A politician can pull off only so many well-timed maneuvers before even his staunchest supporters must admit the efforts do not pass the smell test.
Recently, President Barack Obama hastily asked Sen. Charles Schumer, D-N.Y., to reintroduce an old media shield bill. The Free Flow of Information Act would, in theory, protect reporters who seek to maintain the anonymity of confidential sources.

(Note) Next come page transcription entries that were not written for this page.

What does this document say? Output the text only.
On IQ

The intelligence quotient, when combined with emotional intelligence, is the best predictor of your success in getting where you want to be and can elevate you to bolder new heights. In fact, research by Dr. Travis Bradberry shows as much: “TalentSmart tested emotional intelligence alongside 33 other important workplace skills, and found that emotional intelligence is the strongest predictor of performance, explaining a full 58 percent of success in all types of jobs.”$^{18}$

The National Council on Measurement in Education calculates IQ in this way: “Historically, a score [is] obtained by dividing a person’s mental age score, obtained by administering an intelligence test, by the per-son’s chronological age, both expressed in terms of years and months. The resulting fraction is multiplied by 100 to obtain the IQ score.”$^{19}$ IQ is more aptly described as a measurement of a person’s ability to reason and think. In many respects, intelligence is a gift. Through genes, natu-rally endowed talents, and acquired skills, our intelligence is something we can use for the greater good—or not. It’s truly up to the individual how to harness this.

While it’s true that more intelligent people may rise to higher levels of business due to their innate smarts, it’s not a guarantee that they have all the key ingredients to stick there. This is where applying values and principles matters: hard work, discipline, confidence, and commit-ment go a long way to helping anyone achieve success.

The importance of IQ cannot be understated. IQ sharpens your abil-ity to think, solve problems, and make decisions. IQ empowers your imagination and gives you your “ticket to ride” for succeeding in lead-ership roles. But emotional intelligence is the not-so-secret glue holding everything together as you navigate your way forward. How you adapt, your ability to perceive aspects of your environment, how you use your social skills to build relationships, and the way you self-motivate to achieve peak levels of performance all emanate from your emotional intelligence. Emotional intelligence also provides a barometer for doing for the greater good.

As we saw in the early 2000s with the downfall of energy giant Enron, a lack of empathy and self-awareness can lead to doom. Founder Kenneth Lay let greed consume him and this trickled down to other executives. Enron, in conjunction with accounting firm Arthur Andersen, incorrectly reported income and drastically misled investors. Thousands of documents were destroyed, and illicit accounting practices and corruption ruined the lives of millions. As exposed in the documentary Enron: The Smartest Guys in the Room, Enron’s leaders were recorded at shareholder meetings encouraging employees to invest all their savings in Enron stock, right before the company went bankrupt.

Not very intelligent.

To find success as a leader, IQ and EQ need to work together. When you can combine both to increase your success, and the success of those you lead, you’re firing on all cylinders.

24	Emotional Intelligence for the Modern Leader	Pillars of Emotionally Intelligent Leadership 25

It would protect them from the likes of, well, the Obama administration.
Despite efforts to cover their tracks - Attorney General Eric Holder claims he recused himself last year, and that responsibility rests with his deputy - Obama's Justice Department is responsible for seizing a massive amount of phone records from Associated Press reporters and editors. "I'm simply not a part of the case," Holder told the House Oversight Committee.
If he was aware enough of the investigation to feel the need to distance himself, he - and his boss - should have stopped it.
It has been a bad few weeks for Obama and company, though. The assault on The Associated Press was revealed as the administration was doing damage control on its Internal Revenue Service's targeting of conservative groups.
And, of course, there is the little matter of making sure the "talking points" on last year's Benghazi attacks were delivered in a manner that provided the most political cover.
No, even a perfectly timed distraction bill should not be enough this time. The IRS, Benghazi and AP situations are merely the most recent in a host of problems.
Obama's political legacy could turn out to be just as tainted as that of any of the Washington insiders who came before him.